The privatisation of the country’s swimming pools is having an adverse effect on the provision of safety classes for children, the statutory body established to promote water safety has said.
Irish Water Safety runs a dedicated programme for schools, but its CEO says the cost of pool hire has proven prohibitive to those wanting to take part in the Primary Aquatics Water Safety (PAWS) scheme.
“The main reason for the lack of take up in the PAWS programme is that the schools or the majority of their pupils cannot afford the pool hire,” said John Leech. He added that local authorities’ withdrawal from managing swimming pools has played a part in the problem.
“When this country started building swimming pools in the 1970s our members started teaching in them,” he said.
“In those days, they were given free usage of the pools as arranged locally with pool managers.

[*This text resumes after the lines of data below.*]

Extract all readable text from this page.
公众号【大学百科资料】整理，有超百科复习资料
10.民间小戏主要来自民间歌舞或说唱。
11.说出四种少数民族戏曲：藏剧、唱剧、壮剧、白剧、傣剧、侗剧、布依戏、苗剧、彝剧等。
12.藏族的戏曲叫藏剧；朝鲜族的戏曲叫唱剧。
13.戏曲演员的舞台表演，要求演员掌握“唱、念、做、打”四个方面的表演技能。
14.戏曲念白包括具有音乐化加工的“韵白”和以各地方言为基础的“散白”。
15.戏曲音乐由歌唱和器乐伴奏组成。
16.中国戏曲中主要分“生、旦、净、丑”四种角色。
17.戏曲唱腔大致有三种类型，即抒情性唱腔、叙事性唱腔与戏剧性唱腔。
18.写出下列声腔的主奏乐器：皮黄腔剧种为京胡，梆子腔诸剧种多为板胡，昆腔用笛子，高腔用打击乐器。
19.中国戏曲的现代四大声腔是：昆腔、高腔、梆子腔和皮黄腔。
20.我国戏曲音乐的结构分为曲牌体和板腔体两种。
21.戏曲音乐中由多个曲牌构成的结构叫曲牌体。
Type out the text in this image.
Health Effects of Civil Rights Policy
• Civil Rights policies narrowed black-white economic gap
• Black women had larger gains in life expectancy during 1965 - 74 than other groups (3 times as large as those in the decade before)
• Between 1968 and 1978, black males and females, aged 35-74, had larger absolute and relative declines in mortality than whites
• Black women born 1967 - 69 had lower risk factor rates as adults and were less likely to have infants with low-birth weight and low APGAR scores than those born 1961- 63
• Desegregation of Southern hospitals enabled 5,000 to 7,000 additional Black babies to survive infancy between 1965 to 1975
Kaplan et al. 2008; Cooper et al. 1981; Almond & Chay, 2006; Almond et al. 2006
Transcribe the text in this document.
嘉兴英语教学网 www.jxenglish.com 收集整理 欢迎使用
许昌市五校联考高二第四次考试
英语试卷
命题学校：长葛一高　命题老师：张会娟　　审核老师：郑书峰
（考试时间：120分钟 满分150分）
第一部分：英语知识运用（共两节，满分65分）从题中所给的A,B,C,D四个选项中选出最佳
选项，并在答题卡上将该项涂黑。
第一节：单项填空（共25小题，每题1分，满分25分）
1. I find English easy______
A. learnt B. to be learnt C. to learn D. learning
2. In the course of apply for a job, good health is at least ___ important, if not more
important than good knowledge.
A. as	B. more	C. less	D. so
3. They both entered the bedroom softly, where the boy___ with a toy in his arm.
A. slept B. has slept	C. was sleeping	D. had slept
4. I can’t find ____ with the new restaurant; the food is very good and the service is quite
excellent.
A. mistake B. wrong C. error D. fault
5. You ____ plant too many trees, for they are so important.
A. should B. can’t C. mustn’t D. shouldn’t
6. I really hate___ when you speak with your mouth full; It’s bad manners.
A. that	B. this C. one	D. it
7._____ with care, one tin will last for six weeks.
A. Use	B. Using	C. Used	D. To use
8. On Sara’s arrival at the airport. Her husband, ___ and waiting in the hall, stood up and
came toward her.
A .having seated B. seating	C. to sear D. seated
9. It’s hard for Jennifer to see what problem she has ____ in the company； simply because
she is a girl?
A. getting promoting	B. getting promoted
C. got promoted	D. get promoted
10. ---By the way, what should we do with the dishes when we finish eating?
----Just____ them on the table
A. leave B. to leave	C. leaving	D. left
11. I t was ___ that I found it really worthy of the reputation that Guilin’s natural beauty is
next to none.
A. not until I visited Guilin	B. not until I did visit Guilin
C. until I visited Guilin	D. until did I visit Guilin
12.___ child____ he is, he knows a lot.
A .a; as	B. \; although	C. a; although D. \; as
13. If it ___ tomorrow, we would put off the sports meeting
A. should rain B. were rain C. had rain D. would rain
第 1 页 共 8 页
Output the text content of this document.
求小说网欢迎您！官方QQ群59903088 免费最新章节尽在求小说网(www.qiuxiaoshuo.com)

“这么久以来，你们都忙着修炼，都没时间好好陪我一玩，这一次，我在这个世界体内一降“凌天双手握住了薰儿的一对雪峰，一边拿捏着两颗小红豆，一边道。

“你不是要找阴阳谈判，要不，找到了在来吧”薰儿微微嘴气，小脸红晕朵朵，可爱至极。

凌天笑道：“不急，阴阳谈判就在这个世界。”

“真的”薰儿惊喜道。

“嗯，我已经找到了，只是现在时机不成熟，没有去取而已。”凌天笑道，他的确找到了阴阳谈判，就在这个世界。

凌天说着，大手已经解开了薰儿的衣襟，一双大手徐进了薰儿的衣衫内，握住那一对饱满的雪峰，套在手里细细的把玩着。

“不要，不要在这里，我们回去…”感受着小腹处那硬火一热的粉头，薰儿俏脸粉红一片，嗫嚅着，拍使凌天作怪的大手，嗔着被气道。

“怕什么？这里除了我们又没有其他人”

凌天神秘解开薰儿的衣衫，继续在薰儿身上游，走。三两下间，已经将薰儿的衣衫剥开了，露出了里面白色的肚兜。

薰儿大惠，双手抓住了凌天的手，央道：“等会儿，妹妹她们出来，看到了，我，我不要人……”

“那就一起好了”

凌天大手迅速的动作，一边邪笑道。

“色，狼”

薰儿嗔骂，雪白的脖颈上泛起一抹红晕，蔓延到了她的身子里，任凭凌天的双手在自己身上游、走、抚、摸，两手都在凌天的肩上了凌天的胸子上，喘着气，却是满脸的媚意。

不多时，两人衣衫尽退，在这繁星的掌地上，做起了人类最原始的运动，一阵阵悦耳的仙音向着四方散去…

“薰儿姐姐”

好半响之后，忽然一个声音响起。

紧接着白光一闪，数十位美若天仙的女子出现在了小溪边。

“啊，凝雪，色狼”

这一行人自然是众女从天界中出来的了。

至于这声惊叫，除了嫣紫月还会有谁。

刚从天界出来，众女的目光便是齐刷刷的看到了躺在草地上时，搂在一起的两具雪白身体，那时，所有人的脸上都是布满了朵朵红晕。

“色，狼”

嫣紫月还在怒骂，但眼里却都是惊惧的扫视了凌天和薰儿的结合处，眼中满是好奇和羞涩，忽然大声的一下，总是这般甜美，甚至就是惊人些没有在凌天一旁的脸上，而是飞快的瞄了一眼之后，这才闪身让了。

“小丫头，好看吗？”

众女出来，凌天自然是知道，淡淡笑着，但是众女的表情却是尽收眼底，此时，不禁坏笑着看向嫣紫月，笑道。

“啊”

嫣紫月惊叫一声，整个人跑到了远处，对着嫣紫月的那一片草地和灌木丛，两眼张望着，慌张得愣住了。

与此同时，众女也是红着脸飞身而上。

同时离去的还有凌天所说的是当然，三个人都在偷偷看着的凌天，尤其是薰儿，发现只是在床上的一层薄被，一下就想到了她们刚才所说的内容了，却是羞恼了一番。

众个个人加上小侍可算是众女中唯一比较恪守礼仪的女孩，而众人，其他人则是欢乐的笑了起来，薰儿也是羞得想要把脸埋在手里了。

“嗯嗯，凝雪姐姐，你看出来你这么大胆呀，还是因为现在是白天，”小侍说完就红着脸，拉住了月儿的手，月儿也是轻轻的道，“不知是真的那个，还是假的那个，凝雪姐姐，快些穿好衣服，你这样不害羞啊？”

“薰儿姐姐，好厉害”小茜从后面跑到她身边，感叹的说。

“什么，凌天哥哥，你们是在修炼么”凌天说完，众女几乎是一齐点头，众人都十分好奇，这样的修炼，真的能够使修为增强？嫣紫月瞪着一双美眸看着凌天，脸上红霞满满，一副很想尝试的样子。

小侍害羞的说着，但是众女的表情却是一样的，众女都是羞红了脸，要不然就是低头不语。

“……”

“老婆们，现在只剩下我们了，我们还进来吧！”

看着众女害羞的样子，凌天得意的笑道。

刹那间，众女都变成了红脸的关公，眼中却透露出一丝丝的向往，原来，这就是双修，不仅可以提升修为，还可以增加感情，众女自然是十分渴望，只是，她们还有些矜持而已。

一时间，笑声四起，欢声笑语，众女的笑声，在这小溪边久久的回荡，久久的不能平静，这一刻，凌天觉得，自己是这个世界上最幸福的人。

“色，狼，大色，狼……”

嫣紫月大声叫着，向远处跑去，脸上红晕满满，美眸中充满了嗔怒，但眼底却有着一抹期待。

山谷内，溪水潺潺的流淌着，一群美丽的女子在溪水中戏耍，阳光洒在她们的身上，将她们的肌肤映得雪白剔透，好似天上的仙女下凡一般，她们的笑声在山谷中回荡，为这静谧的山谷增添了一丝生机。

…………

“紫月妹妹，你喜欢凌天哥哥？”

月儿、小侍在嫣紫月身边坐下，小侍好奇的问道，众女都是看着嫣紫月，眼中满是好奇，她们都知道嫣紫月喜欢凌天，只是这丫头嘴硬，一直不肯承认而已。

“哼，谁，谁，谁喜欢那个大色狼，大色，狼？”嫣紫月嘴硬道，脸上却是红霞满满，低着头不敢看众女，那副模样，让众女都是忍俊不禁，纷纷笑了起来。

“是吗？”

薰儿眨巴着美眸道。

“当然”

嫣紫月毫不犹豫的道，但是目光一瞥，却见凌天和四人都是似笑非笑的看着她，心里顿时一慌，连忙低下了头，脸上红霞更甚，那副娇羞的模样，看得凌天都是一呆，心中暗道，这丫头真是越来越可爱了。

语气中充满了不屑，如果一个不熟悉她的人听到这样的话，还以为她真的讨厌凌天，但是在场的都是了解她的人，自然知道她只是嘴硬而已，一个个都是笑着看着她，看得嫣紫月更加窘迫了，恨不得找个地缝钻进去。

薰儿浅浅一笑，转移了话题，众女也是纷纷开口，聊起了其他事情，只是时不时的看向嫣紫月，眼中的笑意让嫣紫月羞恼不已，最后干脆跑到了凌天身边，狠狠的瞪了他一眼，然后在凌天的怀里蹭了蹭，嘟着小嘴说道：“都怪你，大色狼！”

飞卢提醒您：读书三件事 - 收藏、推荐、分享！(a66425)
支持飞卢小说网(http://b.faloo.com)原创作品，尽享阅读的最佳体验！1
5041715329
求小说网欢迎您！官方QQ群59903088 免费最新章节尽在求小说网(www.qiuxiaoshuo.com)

“In those days the pools were run by the local authorities. Nowadays most of the pools are the result of public private partnerships whereby the local authority owns the pool but the management is run by a private company. They require payment for the rental of the pool or, more normally, a number of lanes to teach swimming and lifesaving.”
He added that transport costs are a worry for schools in counties where pools can be an hour’s drive away.
“There are however three theoretical modules to this programme that can be done in the classroom and if that were undertaken by primary schools then in the long term we can reduce drownings further,” Mr Leech said.
“But when every primary school child that leave school can swim and understand survival, rescue, and life-saving, then we will have educated our children with an essential life skill that is needed for them on this island nation of ours, which has thousands of rivers, streams, lakes, ponds, and reservoirs.
He said poverty was often a reason children went without the lifesaving lessons.
“Many families simply cannot afford to pay for the swimming pool sessions and so do not get sufficient water safety training and this is one of the reasons why we continue with the summer week programmes as they are affordable to most people,” said Mr Leech.
“Our organisers also are aware in local communities who is capable of paying for classes and who are not, and provide waivers for certain families and also waivers when there is more than one child in the class, etc.”